Another way to look at this is to simply commute the quantities of the equation

$\begin{align*} & 0.5 \cdot \log (1 - 0.25) + 0.5 \cdot \log (1 + 0.5) \quad \text{left quantity is Heads, right quantity is Tails}\\ & = 0.5 \cdot \log (1 + 0.5) + 0.5 \cdot \log (1 - 0.25) \quad \text{we commute quantities} \end{align*}$

and interpret accordingly. We bet 50% of our wealth on Tails landing (hedge) on every coin toss in order to maximize our increase of wealth.

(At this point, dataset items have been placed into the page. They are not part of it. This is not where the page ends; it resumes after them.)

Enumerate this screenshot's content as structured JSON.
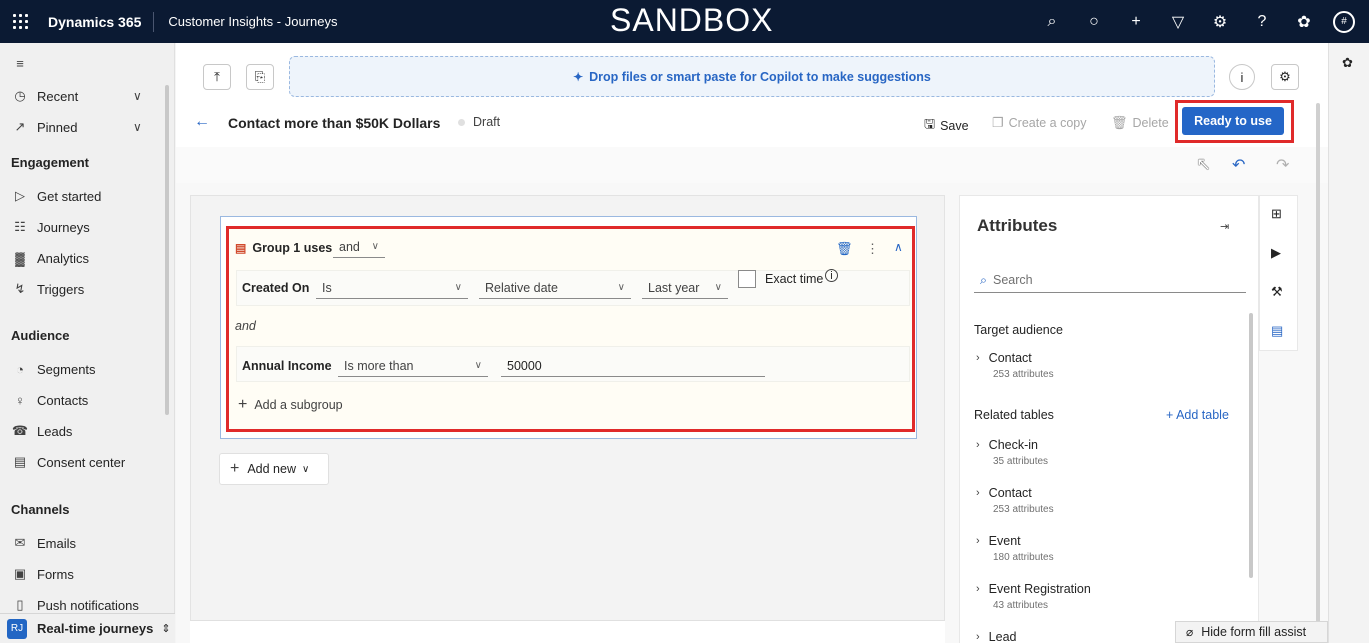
{
  "topbar": {
    "app_name": "Dynamics 365",
    "area_name": "Customer Insights - Journeys",
    "environment": "SANDBOX",
    "icons": [
      "search-icon",
      "lightbulb-icon",
      "plus-icon",
      "filter-icon",
      "settings-icon",
      "help-icon",
      "copilot-icon"
    ],
    "avatar_glyph": "#"
  },
  "sidebar": {
    "recent": "Recent",
    "pinned": "Pinned",
    "sections": [
      {
        "title": "Engagement",
        "items": [
          "Get started",
          "Journeys",
          "Analytics",
          "Triggers"
        ]
      },
      {
        "title": "Audience",
        "items": [
          "Segments",
          "Contacts",
          "Leads",
          "Consent center"
        ]
      },
      {
        "title": "Channels",
        "items": [
          "Emails",
          "Forms",
          "Push notifications"
        ]
      }
    ],
    "area_switcher": {
      "initials": "RJ",
      "label": "Real-time journeys"
    }
  },
  "command": {
    "dropzone_text": "Drop files or smart paste for Copilot to make suggestions"
  },
  "header": {
    "title": "Contact more than $50K Dollars",
    "status": "Draft",
    "save": "Save",
    "create_copy": "Create a copy",
    "delete": "Delete",
    "ready": "Ready to use"
  },
  "group": {
    "label": "Group 1 uses",
    "operator": "and",
    "conditions": [
      {
        "attribute": "Created On",
        "operator": "Is",
        "type": "Relative date",
        "value": "Last year",
        "exact_time_label": "Exact time"
      },
      {
        "attribute": "Annual Income",
        "operator": "Is more than",
        "value": "50000"
      }
    ],
    "joiner": "and",
    "add_subgroup": "Add a subgroup"
  },
  "add_new": "Add new",
  "attributes": {
    "title": "Attributes",
    "search_placeholder": "Search",
    "target_audience": "Target audience",
    "target_items": [
      {
        "name": "Contact",
        "count": "253 attributes"
      }
    ],
    "related_tables": "Related tables",
    "add_table": "+ Add table",
    "related_items": [
      {
        "name": "Check-in",
        "count": "35 attributes"
      },
      {
        "name": "Contact",
        "count": "253 attributes"
      },
      {
        "name": "Event",
        "count": "180 attributes"
      },
      {
        "name": "Event Registration",
        "count": "43 attributes"
      },
      {
        "name": "Lead",
        "count": ""
      }
    ]
  },
  "hide_assist": "Hide form fill assist",
  "colors": {
    "topbar": "#0b1a33",
    "primary": "#2466c7",
    "highlight": "#e02a2a"
  }
}
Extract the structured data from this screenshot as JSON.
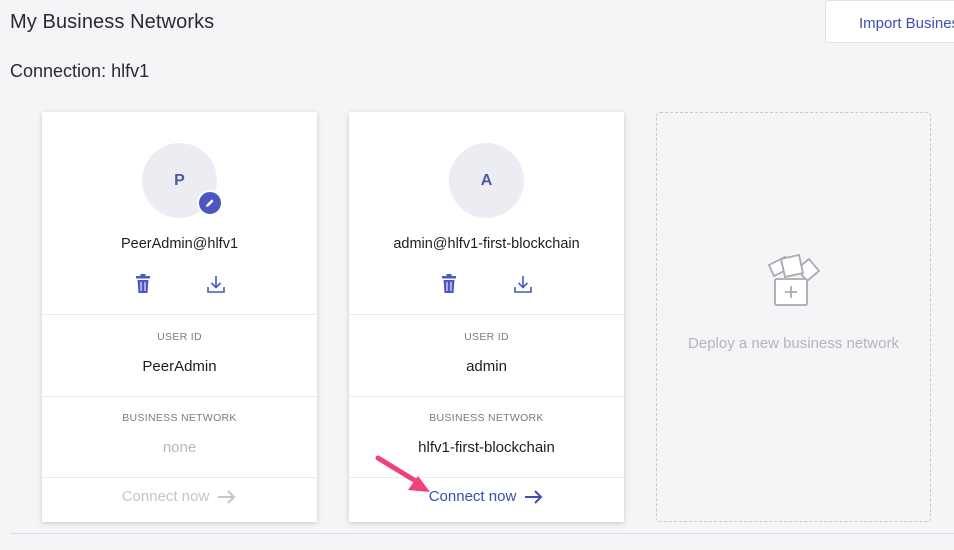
{
  "header": {
    "title": "My Business Networks",
    "import_label": "Import Business Network"
  },
  "connection": {
    "title": "Connection: hlfv1"
  },
  "cards": [
    {
      "initial": "P",
      "name": "PeerAdmin@hlfv1",
      "user_id_label": "USER ID",
      "user_id": "PeerAdmin",
      "network_label": "BUSINESS NETWORK",
      "network": "none",
      "connect_label": "Connect now",
      "connect_enabled": false
    },
    {
      "initial": "A",
      "name": "admin@hlfv1-first-blockchain",
      "user_id_label": "USER ID",
      "user_id": "admin",
      "network_label": "BUSINESS NETWORK",
      "network": "hlfv1-first-blockchain",
      "connect_label": "Connect now",
      "connect_enabled": true
    }
  ],
  "deploy": {
    "label": "Deploy a new business network"
  },
  "icons": {
    "delete": "trash-icon",
    "export": "download-icon",
    "badge": "pencil-icon",
    "deploy": "files-add-icon",
    "connect": "arrow-right-icon"
  },
  "colors": {
    "accent": "#3d4db3",
    "avatar_bg": "#ececf3",
    "disabled": "#c4c4cc",
    "annotation": "#f0417a"
  }
}
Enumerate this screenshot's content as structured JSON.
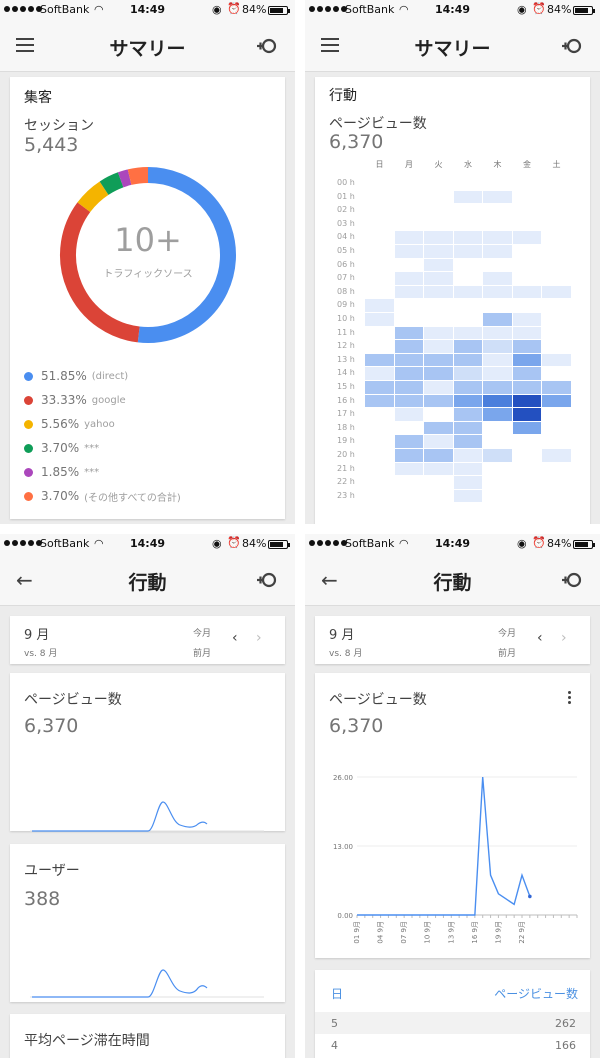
{
  "status_bar": {
    "carrier": "SoftBank",
    "time": "14:49",
    "battery": "84%",
    "battery_level": 0.84
  },
  "screen1": {
    "title": "サマリー",
    "card_title": "集客",
    "metric_label": "セッション",
    "metric_value": "5,443",
    "donut_center_value": "10+",
    "donut_center_label": "トラフィックソース",
    "sources": [
      {
        "pct": "51.85%",
        "label": "(direct)",
        "value": 51.85,
        "color": "#4a8ef0"
      },
      {
        "pct": "33.33%",
        "label": "google",
        "value": 33.33,
        "color": "#db4437"
      },
      {
        "pct": "5.56%",
        "label": "yahoo",
        "value": 5.56,
        "color": "#f4b400"
      },
      {
        "pct": "3.70%",
        "label": "***",
        "value": 3.7,
        "color": "#0f9d58"
      },
      {
        "pct": "1.85%",
        "label": "***",
        "value": 1.85,
        "color": "#ab47bc"
      },
      {
        "pct": "3.70%",
        "label": "(その他すべての合計)",
        "value": 3.7,
        "color": "#ff7043"
      }
    ]
  },
  "screen2": {
    "title": "サマリー",
    "card_title": "行動",
    "metric_label": "ページビュー数",
    "metric_value": "6,370",
    "days": [
      "日",
      "月",
      "火",
      "水",
      "木",
      "金",
      "土"
    ],
    "hours": [
      "00 h",
      "01 h",
      "02 h",
      "03 h",
      "04 h",
      "05 h",
      "06 h",
      "07 h",
      "08 h",
      "09 h",
      "10 h",
      "11 h",
      "12 h",
      "13 h",
      "14 h",
      "15 h",
      "16 h",
      "17 h",
      "18 h",
      "19 h",
      "20 h",
      "21 h",
      "22 h",
      "23 h"
    ],
    "heatmap": [
      [
        0,
        0,
        0,
        0,
        0,
        0,
        0
      ],
      [
        0,
        0,
        0,
        1,
        1,
        0,
        0
      ],
      [
        0,
        0,
        0,
        0,
        0,
        0,
        0
      ],
      [
        0,
        0,
        0,
        0,
        0,
        0,
        0
      ],
      [
        0,
        1,
        1,
        1,
        1,
        1,
        0
      ],
      [
        0,
        1,
        1,
        1,
        1,
        0,
        0
      ],
      [
        0,
        0,
        1,
        0,
        0,
        0,
        0
      ],
      [
        0,
        1,
        1,
        0,
        1,
        0,
        0
      ],
      [
        0,
        1,
        1,
        1,
        1,
        1,
        1
      ],
      [
        1,
        0,
        0,
        0,
        0,
        0,
        0
      ],
      [
        1,
        0,
        0,
        0,
        3,
        1,
        0
      ],
      [
        0,
        3,
        1,
        1,
        1,
        1,
        0
      ],
      [
        0,
        3,
        1,
        3,
        2,
        3,
        0
      ],
      [
        3,
        3,
        3,
        3,
        1,
        4,
        1
      ],
      [
        1,
        3,
        3,
        2,
        1,
        3,
        0
      ],
      [
        3,
        3,
        1,
        3,
        3,
        3,
        3
      ],
      [
        3,
        3,
        3,
        4,
        5,
        6,
        4
      ],
      [
        0,
        1,
        0,
        3,
        4,
        6,
        0
      ],
      [
        0,
        0,
        3,
        3,
        0,
        4,
        0
      ],
      [
        0,
        3,
        1,
        3,
        0,
        0,
        0
      ],
      [
        0,
        3,
        3,
        1,
        2,
        0,
        1
      ],
      [
        0,
        1,
        1,
        1,
        0,
        0,
        0
      ],
      [
        0,
        0,
        0,
        1,
        0,
        0,
        0
      ],
      [
        0,
        0,
        0,
        1,
        0,
        0,
        0
      ]
    ]
  },
  "screen3": {
    "title": "行動",
    "period_month": "9 月",
    "period_compare": "vs. 8 月",
    "period_current": "今月",
    "period_previous": "前月",
    "cards": [
      {
        "label": "ページビュー数",
        "value": "6,370"
      },
      {
        "label": "ユーザー",
        "value": "388"
      },
      {
        "label": "平均ページ滞在時間",
        "value": ""
      }
    ]
  },
  "screen4": {
    "title": "行動",
    "period_month": "9 月",
    "period_compare": "vs. 8 月",
    "period_current": "今月",
    "period_previous": "前月",
    "card_label": "ページビュー数",
    "card_value": "6,370",
    "table_header_day": "日",
    "table_header_pv": "ページビュー数",
    "table_rows": [
      {
        "day": "5",
        "value": "262"
      },
      {
        "day": "4",
        "value": "166"
      }
    ]
  },
  "chart_data": [
    {
      "type": "line",
      "title": "",
      "xlabel": "",
      "ylabel": "",
      "x": [
        "01 9月",
        "02 9月",
        "03 9月",
        "04 9月",
        "05 9月",
        "06 9月",
        "07 9月",
        "08 9月",
        "09 9月",
        "10 9月",
        "11 9月",
        "12 9月",
        "13 9月",
        "14 9月",
        "15 9月",
        "16 9月",
        "17 9月",
        "18 9月",
        "19 9月",
        "20 9月",
        "21 9月",
        "22 9月",
        "23 9月",
        "24 9月"
      ],
      "x_tick_labels": [
        "01 9月",
        "04 9月",
        "07 9月",
        "10 9月",
        "13 9月",
        "16 9月",
        "19 9月",
        "22 9月"
      ],
      "y_tick_labels": [
        "0.00",
        "13.00",
        "26.00"
      ],
      "ylim": [
        0,
        26
      ],
      "series": [
        {
          "values": [
            0,
            0,
            0,
            0,
            0,
            0,
            0,
            0,
            0,
            0,
            0,
            0,
            0,
            0,
            0,
            0,
            26,
            7.5,
            4,
            3,
            2,
            7.5,
            3.5,
            null
          ]
        }
      ],
      "grid": true,
      "color": "#4a8ef0"
    }
  ]
}
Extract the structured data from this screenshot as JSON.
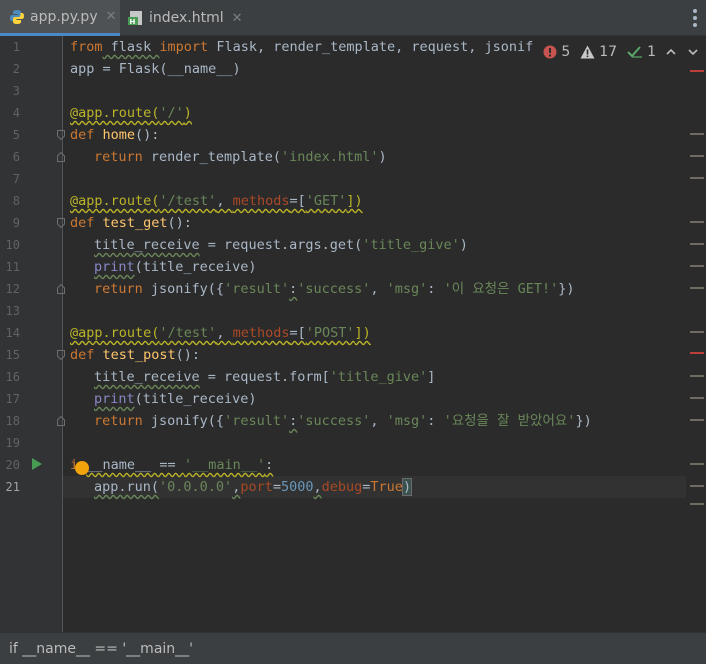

Now lets suppose we have analyzed the historic performance of this coin that pays out 1.5 units for every unit we bet. We have determined with great confidence that the probability of winning (obtaining Heads) is 80% after 5 tosses. Now $f^* = \frac{0.8*0.5 - 0.2}{0.5} = 0.4$. That is, in order to maximize our expected value of increase of our wealth in each trial we must bet $40$% of our wealth. The expected value of increase of our wealth after each trial, maximized by $f^*$, would be

$\begin{align*} & E[\frac{H}{5}\log (1+bf^*) + \frac{T}{5} \log(1-f^*)] \\ & = 0.8 \cdot \log (1 + 0.5 \cdot 0.4) + 0.2 \cdot \log (1 - 0.4) \\ & = 0.01898 \\ & \approx 2.0\% \end{align*}$

So after 5 successive bets on Heads the **log** average of our wealth is expected to be $0.01898\cdot 5$ times bigger than our initial capital. That is, after 5 tosses betting 40% of our wealth on Heads our final wealth is expected to be on average $e^{0.01897524691 * 5} = 1.09952276377$ times bigger than our initial wealth, that is $X_5 = 100 * 1.04469367879 \approx 109.95$

Lets remember that our increase of wealth after each trial was equal to $\log (\frac{X_n}{X_0})^\frac{1}{n}$. This was derived in Part 1

This concludes Part 3. It is not unheard of, generally in sports betting, that if Kelly's Criterion suggests a negative value the bet should be immediately discarded. However, with the rise of betting exchanges that allow us to back or lay outcomes, a negative value takes on a new light as a hedge. As we have all heard, financial investments heavily rely on hedging as it provides a way to manage risk.